Gandhi: Hypocrite or Schizophrenic or Outright Selfish?
This well written article further exposes the hypocrisy and the mess that Gandhi was. He was – inherently – a man of conveniences. He chose his battles – where sometimes he would love the Krishna of Mahabharata and sometimes he would become Jesus like! He was schizophrenic at best and thoroughly self-centered and selfish at worst! Read this passage from this article (I have highlighted the main areas for easy reading):
WE ARE therefore presented with the seeming anomaly of a Gandhi who, in Britain
when war broke out in August 1914, instantly contacted the War Office, swore
that he would stand by England in its hour of need, and created the Indian
Volunteer Corps, which he might have commanded if he hadn’t fallen ill with
pleurisy. In 1915, back in India, he made a memorable speech in Madras in which
he proclaimed, "I discovered that the British empire had certain ideals with
which I have fallen in love…." In early 1918, as the war in Europe entered its
final crisis, he wrote to the Viceroy of India, "
I have an idea that if I become
your recruiting agent-in-chief, I might rain men upon you,
" and he proclaimed in
a speech in Kheda that the British "love justice; they have shielded men against
oppression." Again, he wrote to the Viceroy, "
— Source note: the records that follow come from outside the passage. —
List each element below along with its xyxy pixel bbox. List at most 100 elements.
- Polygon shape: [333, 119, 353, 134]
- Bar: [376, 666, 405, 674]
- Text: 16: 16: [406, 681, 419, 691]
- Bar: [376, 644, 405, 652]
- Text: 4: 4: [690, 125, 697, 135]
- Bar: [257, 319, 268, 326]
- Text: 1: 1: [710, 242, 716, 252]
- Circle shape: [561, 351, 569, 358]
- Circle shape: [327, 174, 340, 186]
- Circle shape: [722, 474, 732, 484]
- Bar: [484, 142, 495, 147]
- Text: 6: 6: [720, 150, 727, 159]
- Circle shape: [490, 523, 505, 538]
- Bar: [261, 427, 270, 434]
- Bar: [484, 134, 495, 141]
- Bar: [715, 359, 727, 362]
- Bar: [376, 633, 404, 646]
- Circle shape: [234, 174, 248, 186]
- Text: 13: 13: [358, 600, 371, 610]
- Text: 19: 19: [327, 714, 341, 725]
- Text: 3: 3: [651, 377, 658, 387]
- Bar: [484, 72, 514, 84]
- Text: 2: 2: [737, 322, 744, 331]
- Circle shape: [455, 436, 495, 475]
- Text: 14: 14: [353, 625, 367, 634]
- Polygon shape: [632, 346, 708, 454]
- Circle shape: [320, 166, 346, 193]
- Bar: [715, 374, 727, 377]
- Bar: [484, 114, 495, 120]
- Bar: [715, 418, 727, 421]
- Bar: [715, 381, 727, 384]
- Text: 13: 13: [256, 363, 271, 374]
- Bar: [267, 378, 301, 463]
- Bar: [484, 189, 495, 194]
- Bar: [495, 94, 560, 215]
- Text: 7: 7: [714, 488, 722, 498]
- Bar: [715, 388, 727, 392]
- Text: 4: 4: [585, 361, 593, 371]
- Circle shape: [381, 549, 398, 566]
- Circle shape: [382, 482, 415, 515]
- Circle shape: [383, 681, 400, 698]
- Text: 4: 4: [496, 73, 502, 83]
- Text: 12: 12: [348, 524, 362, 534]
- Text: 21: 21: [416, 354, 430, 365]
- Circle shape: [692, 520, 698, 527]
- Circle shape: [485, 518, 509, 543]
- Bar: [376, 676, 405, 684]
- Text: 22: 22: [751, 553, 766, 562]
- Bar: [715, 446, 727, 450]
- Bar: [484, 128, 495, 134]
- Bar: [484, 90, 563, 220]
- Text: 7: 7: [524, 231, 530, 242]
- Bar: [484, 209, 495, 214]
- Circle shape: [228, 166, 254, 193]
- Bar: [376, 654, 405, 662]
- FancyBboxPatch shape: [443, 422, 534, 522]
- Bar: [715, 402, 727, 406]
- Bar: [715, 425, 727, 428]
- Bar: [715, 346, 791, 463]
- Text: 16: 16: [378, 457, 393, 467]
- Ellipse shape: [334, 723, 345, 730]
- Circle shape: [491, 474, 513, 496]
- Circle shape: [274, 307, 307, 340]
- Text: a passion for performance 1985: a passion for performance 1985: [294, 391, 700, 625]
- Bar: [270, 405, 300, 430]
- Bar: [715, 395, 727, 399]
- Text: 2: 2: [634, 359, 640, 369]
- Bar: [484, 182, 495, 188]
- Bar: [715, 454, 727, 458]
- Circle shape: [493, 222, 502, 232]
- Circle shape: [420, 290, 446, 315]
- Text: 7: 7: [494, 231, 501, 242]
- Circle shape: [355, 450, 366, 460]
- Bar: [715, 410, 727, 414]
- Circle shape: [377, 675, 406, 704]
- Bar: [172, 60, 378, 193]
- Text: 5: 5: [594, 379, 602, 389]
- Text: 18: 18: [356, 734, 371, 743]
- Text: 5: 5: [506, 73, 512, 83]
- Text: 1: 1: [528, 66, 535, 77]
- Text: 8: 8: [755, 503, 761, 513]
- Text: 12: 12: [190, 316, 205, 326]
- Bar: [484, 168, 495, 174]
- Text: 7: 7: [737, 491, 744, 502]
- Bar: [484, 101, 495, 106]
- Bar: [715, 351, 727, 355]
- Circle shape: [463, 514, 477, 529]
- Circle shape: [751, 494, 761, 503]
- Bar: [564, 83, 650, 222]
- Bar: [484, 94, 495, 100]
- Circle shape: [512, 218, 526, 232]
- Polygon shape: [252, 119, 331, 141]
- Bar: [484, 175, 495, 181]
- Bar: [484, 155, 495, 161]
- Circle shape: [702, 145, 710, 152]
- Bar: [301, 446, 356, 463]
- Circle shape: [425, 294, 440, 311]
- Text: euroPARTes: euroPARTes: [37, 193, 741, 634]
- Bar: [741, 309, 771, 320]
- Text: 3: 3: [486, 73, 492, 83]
I would make India offer all her
able-bodied sons as a sacrifice to the empire at this critical moment".
To some of
his pacifist friends, who were horrified, Gandhi replied by appealing to the
‘Bhagavad Gita’ and to the endless wars recounted in the Hindu epics, the
‘Ramayana’ and the ‘Mahabharata,’ adding further to the pacifists’ honor by
declaring that Indians "have always been warlike, and the finest hymn composed
by Tulsidas in praise of Rama gives the first place to his ability to strike
down the enemy."
This was in contradiction to the interpretation of sacred Hindu scriptures
Gandhi had offered on earlier occasions (and would offer later), which was that
they did not recount military struggles but spiritual struggles; but, unusual
for him, he strove to find some kind of synthesis. "I do not say, `Let us go and
kill the Germans,’" Gandhi explained. "I say, `Let us go and die for the sake of
India and the empire.’" And yet within two years, the time having come for
swaraj (home rule), Gandhi’s inner voice spoke again, and, the leader having
found his cause, Gandhi proclaimed resoundingly: "The British empire today
represents Satanism, and they who love God can afford to have no love for
Satan."
The idea of swaraj, originated by others, crept into Gandhi’s mind gradually.
With a fair amount of winding about, Gandhi, roughly, passed through three
phases. First, he was entirely pro-British, and merely wanted for Indians the
rights of Englishmen (as he understood them). Second, he was still pro-British,
but with the belief that, having proved their loyalty to the empire, Indians
would be granted some degree of swaraj. Third, as the home-rule movement
gathered momentum, it was the swaraj, the whole swaraj, and nothing but the
swaraj, and he turned relentlessly against the crown. The movie to the contrary,
he caused the British no end of trouble in their struggles during World War II.
BUT it should not be thought for one second that Gandhi’s finally full-blown
desire to detach India from the British empire gave him the slightest sympathy
with other colonial peoples pursuing similar objectives. Throughout his entire
life Gandhi displayed the most spectacular inability to understand or even
really take in people unlike himself–a trait which V.S. Naipaul considers
specifically Hindu, and I am inclined to agree. Just as Gandhi had been totally
unconcerned with the situation of South Africa’s blacks (he hardly noticed they
were there until they rebelled), so now he was totally unconcerned with other
Asians or Africans. In fact, he was adamantly *opposed* to certain Arab
movements within the Ottoman empire for reasons of internal Indian politics.